World War II veteran Tom Moore, who broke his hip 18-months ago, started walking after accepting a challenge from his daughter. She promised to donate money for every length he walked and then started a JustGiving page with the goal of raising 1,000 pounds ($1,254). After local media picked up the story, donations skyrocketed.
“I am amazed and floored and so grateful to the generosity of the great British public and we can’t thank them enough,” said Moore, who is set to hit his goal of walking 100 lengths on Thursday.

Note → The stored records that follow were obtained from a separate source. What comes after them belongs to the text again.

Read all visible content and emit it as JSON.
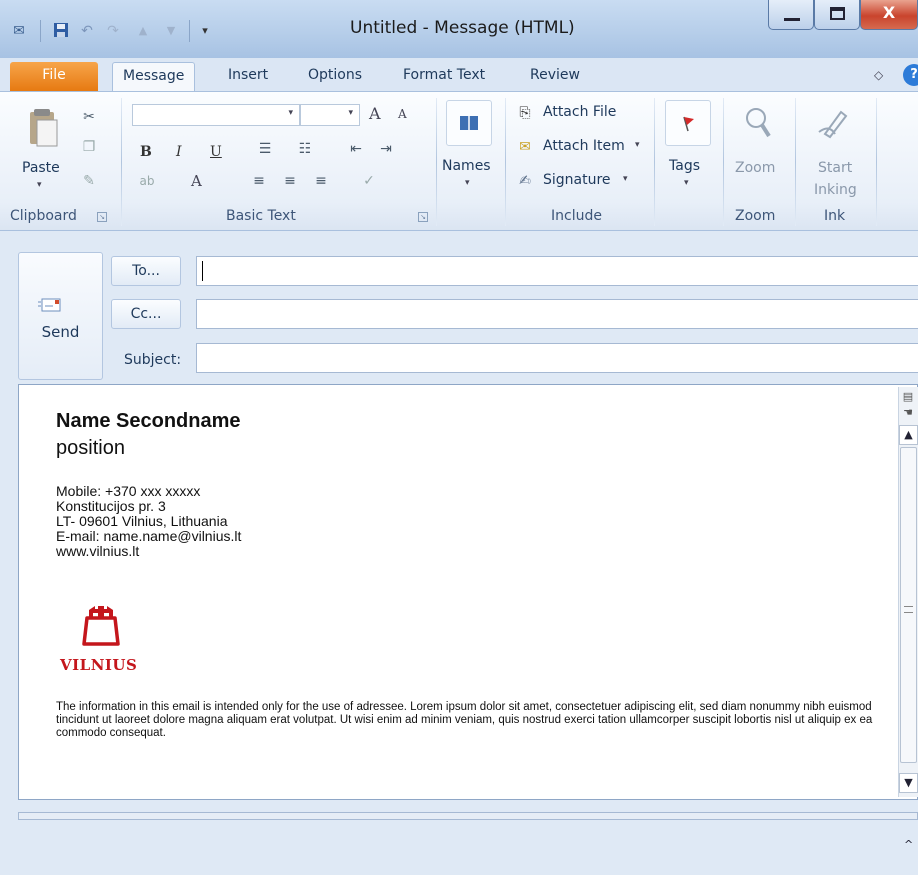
{
  "window": {
    "title": "Untitled  -  Message (HTML)",
    "close_glyph": "X",
    "min_glyph": "—",
    "max_glyph": "□"
  },
  "tabs": [
    "File",
    "Message",
    "Insert",
    "Options",
    "Format Text",
    "Review"
  ],
  "ribbon": {
    "clipboard": {
      "paste": "Paste",
      "group": "Clipboard"
    },
    "basic_text": {
      "group": "Basic Text",
      "bold": "B",
      "italic": "I",
      "underline": "U",
      "grow": "A",
      "shrink": "A",
      "font_color": "A"
    },
    "names": {
      "label": "Names"
    },
    "include": {
      "attach_file": "Attach File",
      "attach_item": "Attach Item",
      "signature": "Signature",
      "group": "Include"
    },
    "tags": {
      "label": "Tags"
    },
    "zoom": {
      "label": "Zoom",
      "group": "Zoom"
    },
    "ink": {
      "label_1": "Start",
      "label_2": "Inking",
      "group": "Ink"
    }
  },
  "header": {
    "send": "Send",
    "to_button": "To...",
    "cc_button": "Cc...",
    "subject_label": "Subject:",
    "to_value": "",
    "cc_value": "",
    "subject_value": ""
  },
  "signature": {
    "name": "Name Secondname",
    "position": "position",
    "mobile": "Mobile: +370 xxx xxxxx",
    "address_1": "Konstitucijos pr. 3",
    "address_2": "LT- 09601 Vilnius, Lithuania",
    "email": "E-mail: name.name@vilnius.lt",
    "web": "www.vilnius.lt",
    "logo_text": "VILNIUS",
    "disclaimer": "The information in this email is intended only for the use of adressee. Lorem ipsum dolor sit amet, consectetuer adipiscing elit, sed diam nonummy nibh euismod tincidunt ut laoreet dolore magna aliquam erat volutpat. Ut wisi enim ad minim veniam, quis nostrud exerci tation ullamcorper suscipit lobortis nisl ut aliquip ex ea commodo consequat."
  },
  "colors": {
    "file_tab": "#e6780f",
    "brand_red": "#c4161c",
    "close_button": "#c9442d"
  }
}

India extends world's largest lockdown to May 3
India on Tuesday extended until May 3 a nationwide lockdown for its 1.3 billion people as the number of coronavirus cases crossed 10,000 despite a three-week shutdown.
Prime Minister Narendra Modi, in a televised address to the nation, said the challenge was to stop the virus from spreading to new parts of the country, but held out hope that some restrictions could be eased next week in the least-affected areas to allow essential activities.
Though the number of coronavirus infections and deaths in India are small compared to the United States, Italy and Spain, health experts fear that is because of India's low levels of testing, and actual levels of infection could be far higher.